When the first foaming areas 10 of the foaming master batch 1 are irradiated by the electron beam, the master batch fixing member 23 is turned over to allow the second foaming area 11 of the foaming master batch 1 to face the electron irradiator 21, and then the irradiation dose and the irradiation depth of the electron beam 211 emitted by the electron irradiator 21 are adjusted according to the thickness of the second foaming area 11 of the foaming master batch 1 and the default second bridging degree, so that the foaming master batch 1 in the second foaming area 11 is irradiated by the electron beam 211 to reach the preset second bridging degree. The electron beam irradiation device 2 is only an embodiment of the present invention, and the foaming mother particles 1 of the present embodiment can be made by using other electron beam irradiation devices 2, which is not described herein again. The foamed mother particles 1 of the present embodiment may be a plate or a strip, and if the foamed mother particles 1 are a plate or a strip, the electron beam irradiation device 2 may omit the mother particle fixing member 23.

Please refer to fig. 7, which is a schematic diagram of a foaming master batch according to a third embodiment of the present invention; as shown in the figure, the foaming master batch 1 of the embodiment is a composite board body, and includes a first foaming board body 12 and a second foaming board body 13 disposed on the first foaming board body 12, and the foaming material of the first foaming board body 12 is different from the foaming material of the second foaming board body 13. The first foam board 12 is a first foam area of the above embodiment, the second foam board 13 is a second foam area of the above embodiment, the first foam board 12 has a first bridging degree after being irradiated by the electron beam, and the second foam board 13 has a second bridging degree after being irradiated by the electron beam, wherein the first bridging degree is different from the second bridging degree.

However, the foaming master batch 1 of the embodiment is directly sent to the electron beam irradiation device to perform electron beam irradiation, and the same electron beam is used to irradiate the first foaming board 12 and the second foaming board 13, in other words, the irradiation dose and the irradiation depth of the electron beam irradiated to the first foaming board 12 and the second foaming board 13 are the same, and the foaming material of the first foaming board 12 is different from the foaming material of the second foaming board 13, so that the first bridging degree of the first foaming board 12 is different from the second bridging degree of the second foaming board 13.
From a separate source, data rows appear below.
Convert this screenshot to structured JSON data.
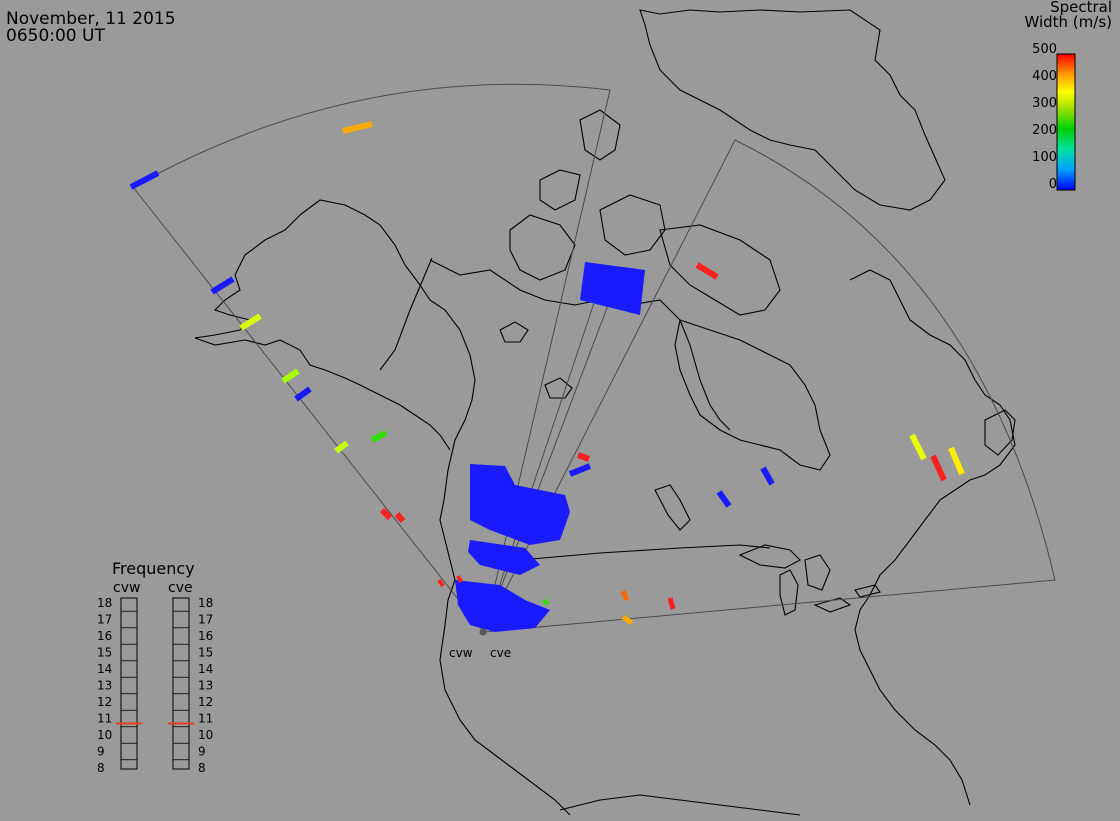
{
  "header": {
    "date": "November, 11 2015",
    "time": "0650:00 UT"
  },
  "colorbar": {
    "title_line1": "Spectral",
    "title_line2": "Width (m/s)",
    "ticks": [
      "500",
      "400",
      "300",
      "200",
      "100",
      "0"
    ]
  },
  "radars": {
    "west_label": "cvw",
    "east_label": "cve"
  },
  "frequency": {
    "title": "Frequency",
    "left_label": "cvw",
    "right_label": "cve",
    "scale": [
      "18",
      "17",
      "16",
      "15",
      "14",
      "13",
      "12",
      "11",
      "10",
      "9",
      "8"
    ],
    "cvw_value": 10.7,
    "cve_value": 10.7
  },
  "colors": {
    "background": "#9a9a9a",
    "land_outline": "#000000",
    "fov_outline": "#4a4a4a",
    "echo_blue": "#1a1aff",
    "marker": "#e0401a"
  }
}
In summary, the present invention provides a foaming master batch for in-mold foaming and a manufacturing method thereof, wherein the foaming master batch has the foaming regions, and the foaming master batch of each foaming region has different bridging degrees, which also means that the foaming master batch of each foaming region has different elasticity and different buffering degrees after foaming, i.e. the foaming master batch after foaming can have different elasticity and different buffering degrees at the same time, so as to manufacture a multifunctional foaming product. The foaming master batch of the invention generates different bridging degrees by electron beam irradiation, and the foaming master batch of each foaming area has different bridging degrees by mainly controlling the irradiation dose and the irradiation depth of the electron beam.

The above description is only an embodiment of the present invention, and is not intended to limit the present invention. Various modifications and alterations to this invention will become apparent to those skilled in the art. Any modification, equivalent replacement, improvement, etc. made within the spirit and principle of the present invention should be included in the scope of the claims of the present invention.